Human DNA’s areal density
2TB. 2.000 Gigabytes. 3 or 4 times the average amount of storage available on a laptop today. Now, wrap your head around the fact that that is roughly the size of our genome once we decode it. Talk about Storage Areal Density. A single cell is approximately 1.55 × 10-5 square inches, which makes the areal density of a cell 13 PB per sq.in. Now that’s effective. Nowadays, we’re up to 900 GB per sq.in in the macro world 1. We’ve got some things to learn from Evolution, it seems.
It is of course not that simple. But the important thing is that the way we decode and store someone’s genome takes 2 TB. That’s a full disk nowadays. How can we efficiently store this in a sustainable way, knowing that it’s not a archival use case? That genome will be processed, picked apart many times and even more data will come from it.
BGI in China creates and stores 2,000 human genomes per day 2 ?!! That’s 4 PB a day. It sounds like this is going at a pace far outstripping Moore’s law.
This deluge of genomics data is a real problem as David Haussler, director of the center for biomolecular science and engineering at the University of California, Santa Cruz, said: “Data handling is now the bottleneck. It costs more to analyze a genome than to sequence a genome.” I’d say that the cost mostly comes from storage.
Let’s make a quick calculation:
Taking into account the overhead for security and data protection (ie RAID that is ca. 1.3), the DR capabilities overhead (ca. 1.5) and the fact that you can’t fill 100% of the disks to keep some performance, and 4 usable PB quickly becomes 12 PB of raw storage. 12PB a day.
At such a rate of data creation, operations would spend all their time racking new machines and disks. And even then, I don’t think that even Amazon or Google can rack 4PB (usable!) a day.
Compression and deduplication are key
DNA is a sequence of nucleotide bases that, once broken down, can be sort of easily compressed, and on top of it, a lot of sequences are recurring, making it a very good deduplication target.
There are some studies on how to apply the very well known LZW compression algorithm, used in bzip2, to compress DNA sequences with extremely high ratios.

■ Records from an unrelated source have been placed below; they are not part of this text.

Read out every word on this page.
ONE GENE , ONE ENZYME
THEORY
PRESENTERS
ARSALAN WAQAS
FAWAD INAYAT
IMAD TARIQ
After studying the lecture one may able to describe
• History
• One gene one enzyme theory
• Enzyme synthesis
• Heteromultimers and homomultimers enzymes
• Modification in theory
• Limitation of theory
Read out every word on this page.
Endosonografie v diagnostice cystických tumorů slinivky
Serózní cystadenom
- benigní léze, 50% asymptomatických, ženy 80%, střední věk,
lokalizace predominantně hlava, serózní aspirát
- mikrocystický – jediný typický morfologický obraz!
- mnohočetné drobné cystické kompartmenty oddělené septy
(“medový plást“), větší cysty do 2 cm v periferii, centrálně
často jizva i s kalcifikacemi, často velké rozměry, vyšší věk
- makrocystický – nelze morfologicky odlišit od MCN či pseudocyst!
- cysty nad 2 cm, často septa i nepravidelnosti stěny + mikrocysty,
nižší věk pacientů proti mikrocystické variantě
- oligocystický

One of the newest proposed tools for genome sequencing and resequencing data compression, called GReEn, boasts some compression ratios as high as 1:150 (saving 99.4% of space – 3 GB becomes 17M) 3.
With these ratios, 4PB becomes 25TB, which becomes way more reasonable to handle, but is still a significant growth.
So what are the options for Genomics Storage? Right now, it’s very likely that SANs and NAS are being used, but that has got to be unsustainable in the long run, if not already. Maybe tapes with LTFS, but as stated above, this is not an archival use case. Genome analysis needs to resequence and compare data from different genomes all the time and multiple times. So tape is not the solution either. It needs to be online or very near line.
Some companies, like DNANexus – backed by Google – are using the Cloud and in this case Amazon AWS S3 service to store the DNA sequences. And I believe that that is the only answer to this kind of growth: Object Storage.
All the necessary components for a sustainable storage system for DNA sequencing are inherent to most Object Stores: Elasticity, to be able to add TBs of capacity daily, cost-effectiveness by using commodity servers and increasing operational efficiency, and a flat namespace resulting in no real limits in terms of growth. There are other characteristics like metadata that could probably apply very well to the use case, but I’m not an expert enough to know about that.
Whether it is using the public cloud (like DNANexus) or deploying their own private object store, the latter solution being the most cost-efficient, such a technology will drive the cost down of DNA sequencing and handling and pave a shorter way to accessible personal genome sequencing and massive advances in healthcare and curing diseases.